El lector pasea por el museo que no se ve, tan grande como el que está a la vista. El MET contiene más de dos millones de bienes artísticos, pero solo se muestra una fracción. Y descubre los dolores y calambres en las piernas, que el suelo de la sección de pintores europeos es de madera blanda y la antigua Grecia y Roma en un mármol implacable.
También menciona los 80 dólares anuales que reciben los vigilantes para comprar calcetines o los nueve pares de zapatos que gastó durante la década que trabajó vigilando la integridad de las piezas y alguna que otra anécdota al respecto. Una vez un hombre se despistó y golpeó con el hombro Mujer de blanco, de Picasso. “Solo estamos Rembrandt y yo. Sólo yo y los Botticelli. Sólo yo y estos fantasmas que casi puedo creer que son carne y hueso”, escribe el ex vigilante sobre los instantes antes de abrir las puertas y que los visitantes suban por la gran escalinata central.

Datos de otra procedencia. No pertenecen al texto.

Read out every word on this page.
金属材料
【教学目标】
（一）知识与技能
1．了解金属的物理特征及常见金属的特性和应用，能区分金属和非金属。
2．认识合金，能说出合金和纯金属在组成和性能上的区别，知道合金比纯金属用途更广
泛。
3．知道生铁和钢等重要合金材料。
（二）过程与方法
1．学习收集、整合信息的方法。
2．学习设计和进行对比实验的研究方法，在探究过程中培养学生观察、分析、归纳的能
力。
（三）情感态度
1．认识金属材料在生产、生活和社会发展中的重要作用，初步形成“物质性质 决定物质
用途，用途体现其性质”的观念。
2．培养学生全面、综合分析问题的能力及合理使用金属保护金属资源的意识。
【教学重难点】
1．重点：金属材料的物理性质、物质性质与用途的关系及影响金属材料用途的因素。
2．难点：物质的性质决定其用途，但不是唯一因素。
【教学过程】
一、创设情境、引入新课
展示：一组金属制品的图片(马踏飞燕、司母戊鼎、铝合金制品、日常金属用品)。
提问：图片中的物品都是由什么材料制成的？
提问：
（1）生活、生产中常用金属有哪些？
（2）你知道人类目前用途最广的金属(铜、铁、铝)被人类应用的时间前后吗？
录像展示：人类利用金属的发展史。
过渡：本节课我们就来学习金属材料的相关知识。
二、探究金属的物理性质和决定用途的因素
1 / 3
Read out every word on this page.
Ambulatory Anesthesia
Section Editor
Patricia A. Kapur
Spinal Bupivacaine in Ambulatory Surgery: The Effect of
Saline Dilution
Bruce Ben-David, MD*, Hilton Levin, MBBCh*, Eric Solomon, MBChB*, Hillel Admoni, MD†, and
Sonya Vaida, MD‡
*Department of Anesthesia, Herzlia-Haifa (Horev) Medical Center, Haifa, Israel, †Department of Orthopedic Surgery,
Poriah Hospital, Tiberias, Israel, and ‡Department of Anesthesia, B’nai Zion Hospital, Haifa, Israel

El mundo fuera del museo nunca fue fácil de pintar, pero también tenía la sensación de que no podría lograrlo si no abandonaba el privilegiado mundo del museo. Volvió a la calle cuando se sintió recuperado. “Estar de pie es una habilidad que puede oxidarse”, se dijo el día que puso punto final a su etapa como vigilante.